To schema or not to schema... deciding on a foundation for our analytics engine

burke · August 21, 2020, 1:06pm

@bashir shared a vision of Analytics on FHIR in a previous post. Since then, we’ve had some ongoing discussions in Analytics Engine Squad meetings regarding the schema to use.

Do we need a schema for our data warehouse?

We have had several efforts to use a traditional data warehouse approach (e.g., star schema) over the past decade or more, using Birt, Pentaho, and other/custom approaches. This traditional data warehouse approach works well when the data model and the questions to answer are known. We have neither of these. Our data model for analytics within OpenMRS isn’t the relational database model, but the data model of clinical data represented by our concept dictionary. Both this model and the questions to be answered are in constant motion. For this reason, tools that don’t depend on a fixed schema – e.g., Apache Lucene-based tools for indexing documents like Elasticsearch – are appealing.

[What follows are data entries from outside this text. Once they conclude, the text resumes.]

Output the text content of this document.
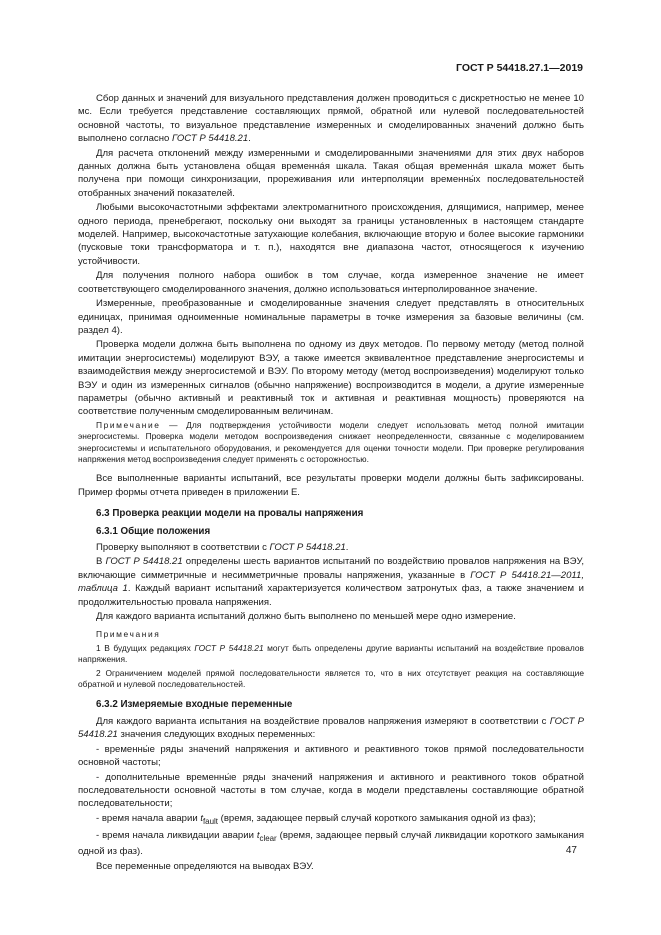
ГОСТ Р 54418.27.1—2019

Сбор данных и значений для визуального представления должен проводиться с дискретностью не менее 10 мс. Если требуется представление составляющих прямой, обратной или нулевой последовательностей основной частоты, то визуальное представление измеренных и смоделированных значений должно быть выполнено согласно ГОСТ Р 54418.21.

Для расчета отклонений между измеренными и смоделированными значениями для этих двух наборов данных должна быть установлена общая временнáя шкала. Такая общая временнáя шкала может быть получена при помощи синхронизации, прореживания или интерполяции временны́х последовательностей отобранных значений показателей.

Любыми высокочастотными эффектами электромагнитного происхождения, длящимися, например, менее одного периода, пренебрегают, поскольку они выходят за границы установленных в настоящем стандарте моделей. Например, высокочастотные затухающие колебания, включающие вторую и более высокие гармоники (пусковые токи трансформатора и т. п.), находятся вне диапазона частот, относящегося к изучению устойчивости.

Для получения полного набора ошибок в том случае, когда измеренное значение не имеет соответствующего смоделированного значения, должно использоваться интерполированное значение.

Измеренные, преобразованные и смоделированные значения следует представлять в относительных единицах, принимая одноименные номинальные параметры в точке измерения за базовые величины (см. раздел 4).

Проверка модели должна быть выполнена по одному из двух методов. По первому методу (метод полной имитации энергосистемы) моделируют ВЭУ, а также имеется эквивалентное представление энергосистемы и взаимодействия между энергосистемой и ВЭУ. По второму методу (метод воспроизведения) моделируют только ВЭУ и один из измеренных сигналов (обычно напряжение) воспроизводится в модели, а другие измеренные параметры (обычно активный и реактивный ток и активная и реактивная мощность) проверяются на соответствие полученным смоделированным величинам.

Примечание — Для подтверждения устойчивости модели следует использовать метод полной имитации энергосистемы. Проверка модели методом воспроизведения снижает неопределенности, связанные с моделированием энергосистемы и испытательного оборудования, и рекомендуется для оценки точности модели. При проверке регулирования напряжения метод воспроизведения следует применять с осторожностью.

Все выполненные варианты испытаний, все результаты проверки модели должны быть зафиксированы. Пример формы отчета приведен в приложении Е.

6.3 Проверка реакции модели на провалы напряжения
6.3.1 Общие положения

Проверку выполняют в соответствии с ГОСТ Р 54418.21.

В ГОСТ Р 54418.21 определены шесть вариантов испытаний по воздействию провалов напряжения на ВЭУ, включающие симметричные и несимметричные провалы напряжения, указанные в ГОСТ Р 54418.21—2011, таблица 1. Каждый вариант испытаний характеризуется количеством затронутых фаз, а также значением и продолжительностью провала напряжения.

Для каждого варианта испытаний должно быть выполнено по меньшей мере одно измерение.

Примечания

1 В будущих редакциях ГОСТ Р 54418.21 могут быть определены другие варианты испытаний на воздействие провалов напряжения.

2 Ограничением моделей прямой последовательности является то, что в них отсутствует реакция на составляющие обратной и нулевой последовательностей.

6.3.2 Измеряемые входные переменные

Для каждого варианта испытания на воздействие провалов напряжения измеряют в соответствии с ГОСТ Р 54418.21 значения следующих входных переменных:

- временны́е ряды значений напряжения и активного и реактивного токов прямой последовательности основной частоты;

- дополнительные временны́е ряды значений напряжения и активного и реактивного токов обратной последовательности основной частоты в том случае, когда в модели представлены составляющие обратной последовательности;

- время начала аварии $t_{fault}$ (время, задающее первый случай короткого замыкания одной из фаз);

- время начала ликвидации аварии $t_{clear}$ (время, задающее первый случай ликвидации короткого замыкания одной из фаз).

Все переменные определяются на выводах ВЭУ.

47
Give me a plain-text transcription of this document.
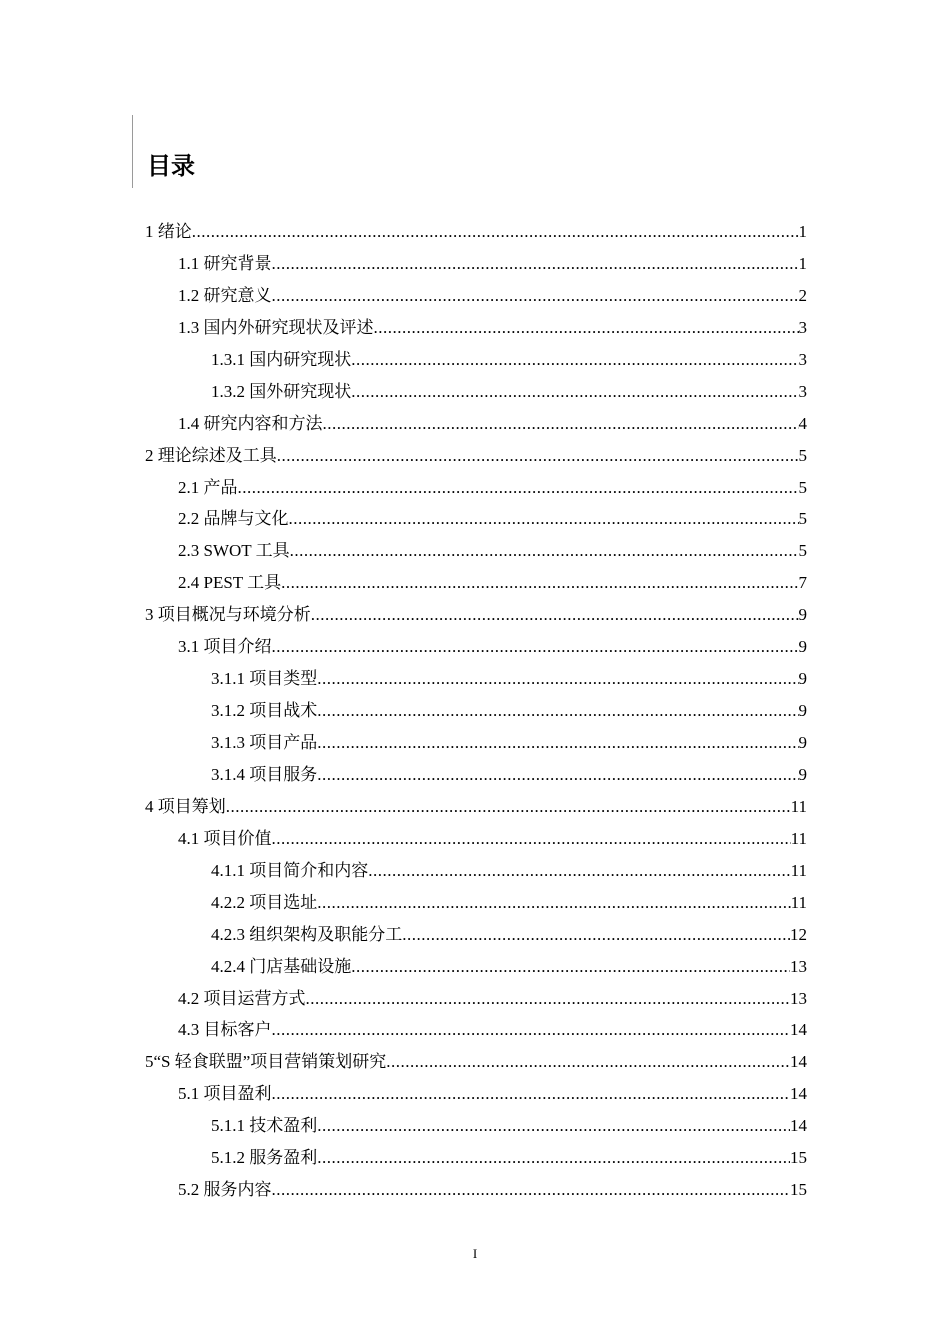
目录
1 绪论 .....	1
1.1 研究背景 .....	1
1.2 研究意义 .....	2
1.3 国内外研究现状及评述 .....	3
1.3.1 国内研究现状 .....	3
1.3.2 国外研究现状 .....	3
1.4 研究内容和方法 .....	4
2 理论综述及工具 .....	5
2.1 产品 .....	5
2.2 品牌与文化 .....	5
2.3 SWOT 工具 .....	5
2.4 PEST 工具 .....	7
3 项目概况与环境分析 .....	9
3.1 项目介绍 .....	9
3.1.1 项目类型 .....	9
3.1.2 项目战术 .....	9
3.1.3 项目产品 .....	9
3.1.4 项目服务 .....	9
4 项目筹划 .....	11
4.1 项目价值 .....	11
4.1.1 项目简介和内容 .....	11
4.2.2 项目选址 .....	11
4.2.3 组织架构及职能分工 .....	12
4.2.4 门店基础设施 .....	13
4.2 项目运营方式 .....	13
4.3 目标客户 .....	14
5“S 轻食联盟”项目营销策划研究 .....	14
5.1 项目盈利 .....	14
5.1.1 技术盈利 .....	14
5.1.2 服务盈利 .....	15
5.2 服务内容 .....	15
I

@bashir, does your approach depend on coercing content into a FHIR SQL schema? Or is it possible to use documents (e.g., JSON) at the heart of the engine, focusing on coercing data into FHIR format, but not requiring a specific relational database schema to describe our universe? I assume a FHIR schema would not be adequate for data used by OpenMRS that is out of FHIR’s scope and would force us to come up with an alternative approach for non-FHIR and implementation-specific data.

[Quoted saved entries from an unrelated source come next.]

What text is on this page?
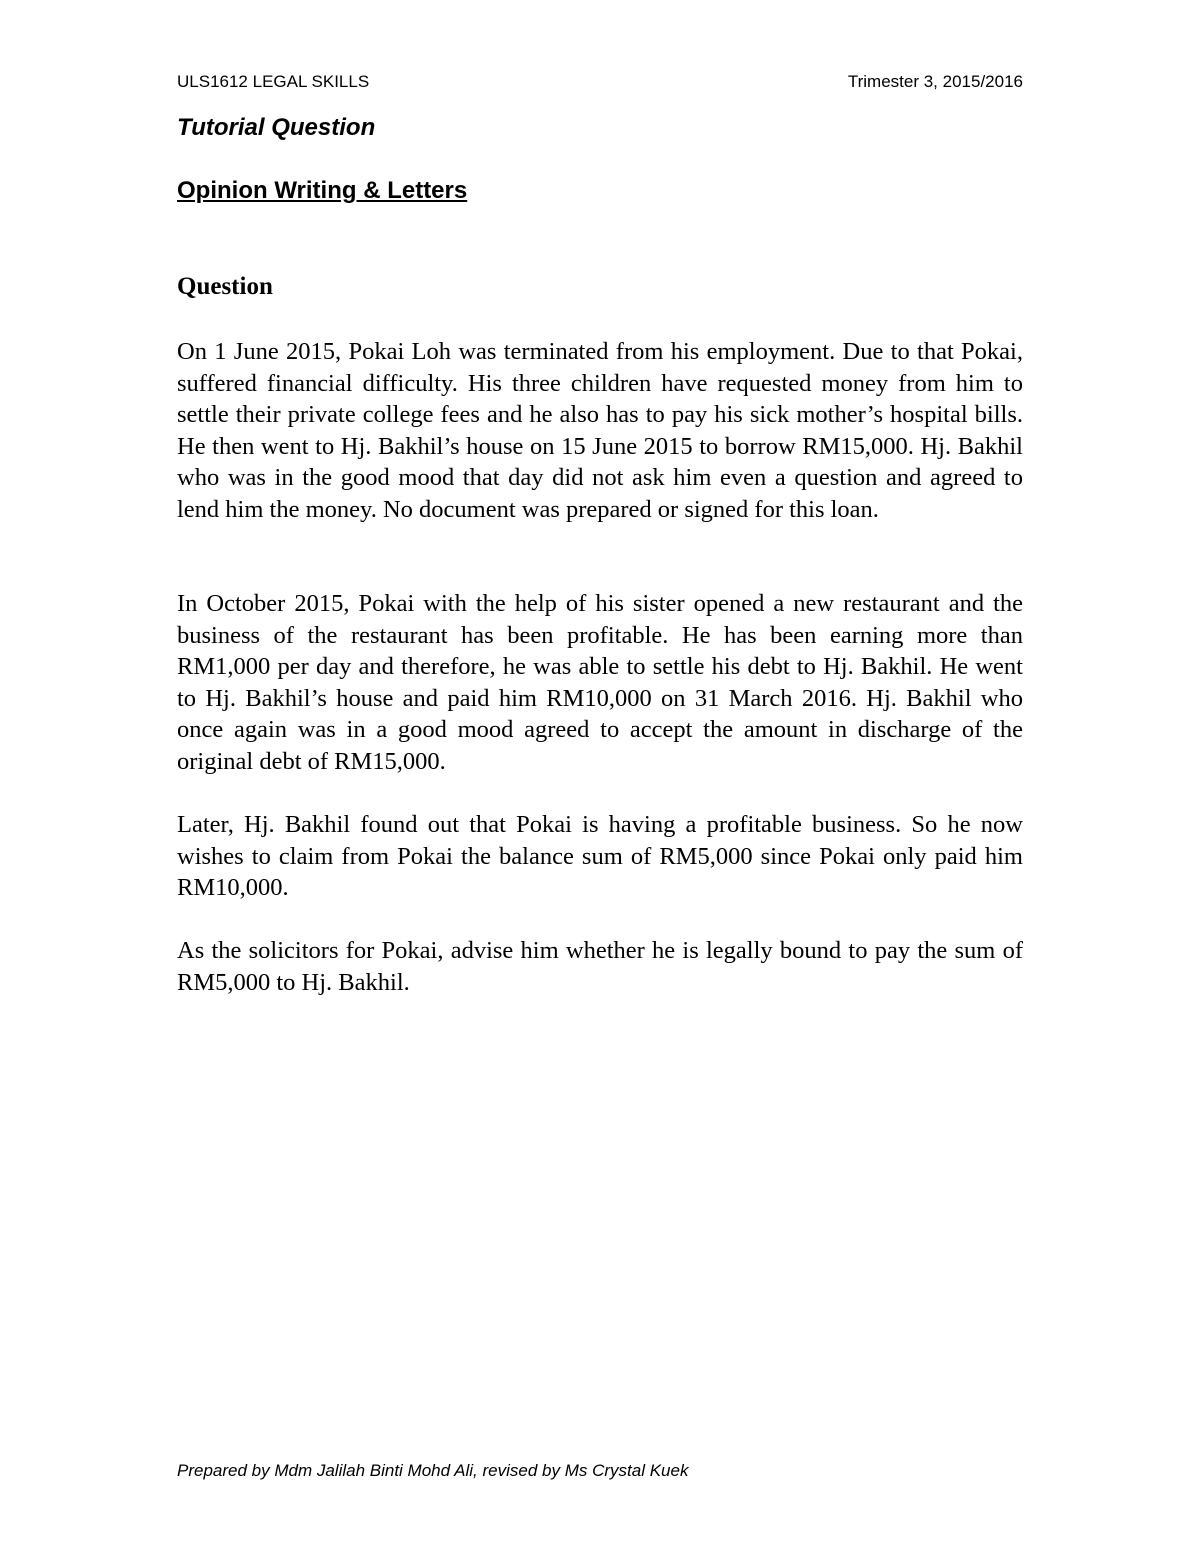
ULS1612 LEGAL SKILLS	Trimester 3, 2015/2016
Tutorial Question
Opinion Writing & Letters
Question

On 1 June 2015, Pokai Loh was terminated from his employment. Due to that Pokai, suffered financial difficulty. His three children have requested money from him to settle their private college fees and he also has to pay his sick mother’s hospital bills. He then went to Hj. Bakhil’s house on 15 June 2015 to borrow RM15,000. Hj. Bakhil who was in the good mood that day did not ask him even a question and agreed to lend him the money. No document was prepared or signed for this loan.

In October 2015, Pokai with the help of his sister opened a new restaurant and the business of the restaurant has been profitable. He has been earning more than RM1,000 per day and therefore, he was able to settle his debt to Hj. Bakhil. He went to Hj. Bakhil’s house and paid him RM10,000 on 31 March 2016. Hj. Bakhil who once again was in a good mood agreed to accept the amount in discharge of the original debt of RM15,000.

Later, Hj. Bakhil found out that Pokai is having a profitable business. So he now wishes to claim from Pokai the balance sum of RM5,000 since Pokai only paid him RM10,000.

As the solicitors for Pokai, advise him whether he is legally bound to pay the sum of RM5,000 to Hj. Bakhil.

Prepared by Mdm Jalilah Binti Mohd Ali, revised by Ms Crystal Kuek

ssmusoke · August 21, 2020, 1:36pm

How about a middle ground that provides a path to both approaches

A defined schema for OpenMRS, with the process to generate that schema, which allows users to generate their own custom schemas or FHIR

It is important to be able to generate this at each installation site, and to aggregate the data across multiple sites

This can also provide a simplified interface for both reporting and clinical decision support (patient flags + data validation rules)

burke · August 21, 2020, 2:29pm

What I’m questioning is whether “a defined schema for OpenMRS” exists. Surely, you can point to our SQL schema, but that has two problems: (1) it doesn’t cover all modules including implementation-specific modules and (2) it’s a bespoke representation of the world instead of leveraging standards like FHIR.

I’m hoping that having a first stop in the analytics engine that doesn’t require a specific schema can give us that path – i.e., don’t enforce a schema to receive data into the engine and then implement a transform to a specific initial use case in a way that can be mimicked for other use cases.

ssmusoke · August 21, 2020, 2:43pm

@burke Actually this schema should not be focused on modules and SQL that is too low level, rather the existing business language within the implementation

Examples

HIV - he domain is 90-90-90 cascade, simplest is tested -> enrolled in care -> virally suppressed. Confirmed Positive, Enrolled into care, baseline CD4/Viral Load, Baseline Regimen, regimen changes etc
MCH - antenatal visits -> maternity -> baby (vaccinations, growth measures)
TB - first infection or relapse, treatment through intensive -> regular, MDRTB, drugs, lab tests etc

The schema can be designed to map to FHIR or any other standard

bashir · August 26, 2020, 5:09am

Thanks @burke for starting this thread. A few points:

Before getting into the schema discussion, I think it is necessary to agree whether OpenMRS data is structured data or unstructured. I always assumed it is structured. But my understanding of OpenMRS is limited and I am not sure if I understand the following:

especially when you talk about Lucene and Elasticsearch in the same context. Do we have a lot of unstructured text data in OpenMRS that we need to deal with? My understanding is that OpenMRS data fits a relational schema anyways. Sure, the concept dictionary and modules data are flexible but still this does not make the data unstructured.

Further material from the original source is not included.